AROUND 150 people attended the funeral last week of artist, Friends of the Dymock Poets stalwart and countryside defender, the remarkable Barbara Davis.

Always keeping a keen, even a fierce eye on rural planning issues, from the encroachment of polytunnels through to the identification, preservation and mapping of paths known and used by her beloved Dymock Poets, her cottage home at Ryton was the garden location for The Garland Hut.

This served as both an information hub and shelter for visitors, particularly those interested in the area’s impressive literary history.

A good friend, Chris Bligh said: “We had something special in Barbara; fifty years of dogged artistic reportage and research.

“The sum of her half century years living at Ryton was more than daffodils, a remembered poet and singing in the choir.”

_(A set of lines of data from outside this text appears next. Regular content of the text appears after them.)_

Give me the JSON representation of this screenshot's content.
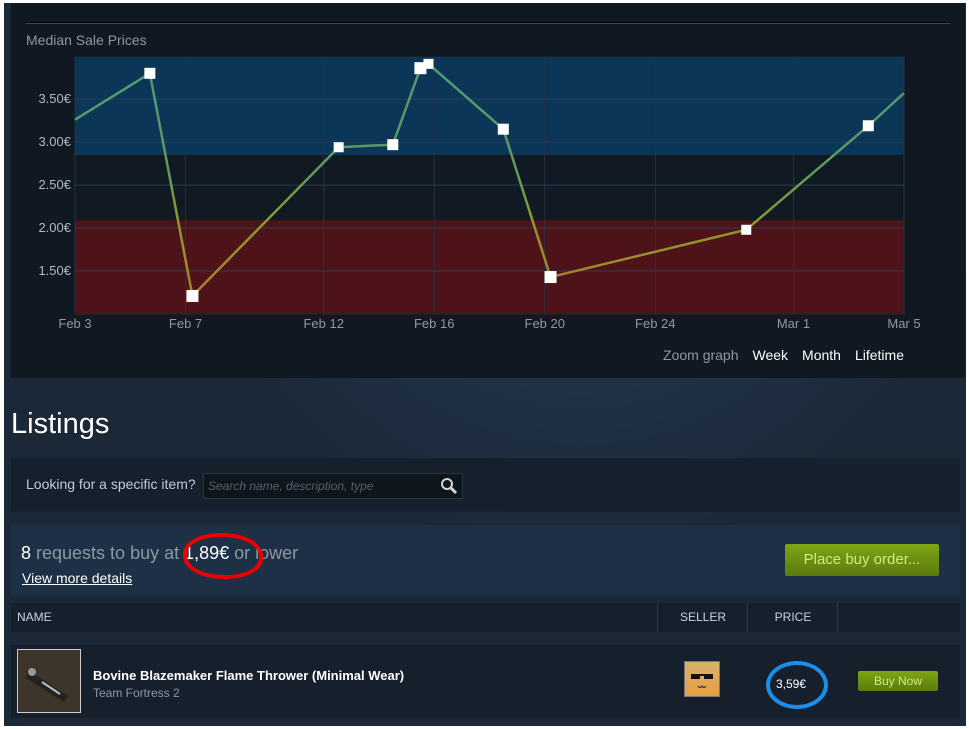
{
  "chart_section": {
    "title": "Median Sale Prices",
    "zoom": {
      "label": "Zoom graph",
      "options": [
        "Week",
        "Month",
        "Lifetime"
      ]
    }
  },
  "chart_data": {
    "type": "line",
    "title": "Median Sale Prices",
    "x_tick_labels": [
      "Feb 3",
      "Feb 7",
      "Feb 12",
      "Feb 16",
      "Feb 20",
      "Feb 24",
      "Mar 1",
      "Mar 5"
    ],
    "y_tick_labels": [
      "3.50€",
      "3.00€",
      "2.50€",
      "2.00€",
      "1.50€"
    ],
    "y_ticks": [
      3.5,
      3.0,
      2.5,
      2.0,
      1.5
    ],
    "ylim": [
      1.0,
      3.99
    ],
    "xlim": [
      "Feb 3 00:00",
      "Mar 5 00:00"
    ],
    "grid": true,
    "bands": [
      {
        "from": 2.85,
        "to": 3.99,
        "color": "#0c3658"
      },
      {
        "from": 1.0,
        "to": 2.09,
        "color": "#4e1219"
      }
    ],
    "series": [
      {
        "points": [
          {
            "x": "Feb 3 00:00",
            "y": 3.26
          },
          {
            "x": "Feb 5 17:00",
            "y": 3.8
          },
          {
            "x": "Feb 7 06:00",
            "y": 1.21
          },
          {
            "x": "Feb 12 13:00",
            "y": 2.94
          },
          {
            "x": "Feb 14 12:00",
            "y": 2.97
          },
          {
            "x": "Feb 15 12:00",
            "y": 3.86
          },
          {
            "x": "Feb 15 19:00",
            "y": 3.91
          },
          {
            "x": "Feb 18 12:00",
            "y": 3.15
          },
          {
            "x": "Feb 20 05:00",
            "y": 1.43
          },
          {
            "x": "Feb 27 07:00",
            "y": 1.98
          },
          {
            "x": "Mar 3 17:00",
            "y": 3.19
          },
          {
            "x": "Mar 5 00:00",
            "y": 3.57
          }
        ]
      }
    ]
  },
  "listings": {
    "title": "Listings",
    "search": {
      "label": "Looking for a specific item?",
      "placeholder": "Search name, description, type"
    },
    "buy_orders": {
      "count": "8",
      "text_before": " requests to buy at ",
      "price": "1,89€",
      "text_after": " or lower",
      "details_link": "View more details",
      "button": "Place buy order..."
    },
    "table": {
      "headers": [
        "NAME",
        "SELLER",
        "PRICE"
      ],
      "rows": [
        {
          "name": "Bovine Blazemaker Flame Thrower (Minimal Wear)",
          "game": "Team Fortress 2",
          "price": "3,59€",
          "button": "Buy Now"
        }
      ]
    }
  },
  "annotations": {
    "circle_red_color": "#ee0000",
    "circle_blue_color": "#1a8ee8"
  }
}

She was a strong believer in the community and the value of rural heritage, and she was the implacable opponent of anything which seemed to threaten the local landscape and scene.

Her character, however, was genial and welcoming.

Mrs Davis would often serve free tea and cakes to visitors while giving accounts of Dymock Poets, such as Edward Thomas and Robert Frost, as if they were still living and writing nearby; and her boundless enthusiasm was infectious.

The Reporter understands that Mrs Davis, who was 81, had been ill for the past year, but that her enthusiasm remained undiminished until the end.

Often providing illustrations of local scenes for Dymock’s Windcross Magazine, Mrs Davis was trained in art at the Liverpool College of Art, where John Lennon was a fellow student.

She once explained that she found the future Beatle slightly un-nerving, because of his tendency to stare: that is until she realised he was incredibly short-sighted but too vain, as a young man, to wear his spectacles.

Mrs Davis died at her home on November 27, and her well-attended funeral took place at St Mary’s Church in Dymock, on December 6, officiated over by the Revds Andrew Perry and Richard Franklin. She leaves behind a son, Hamish.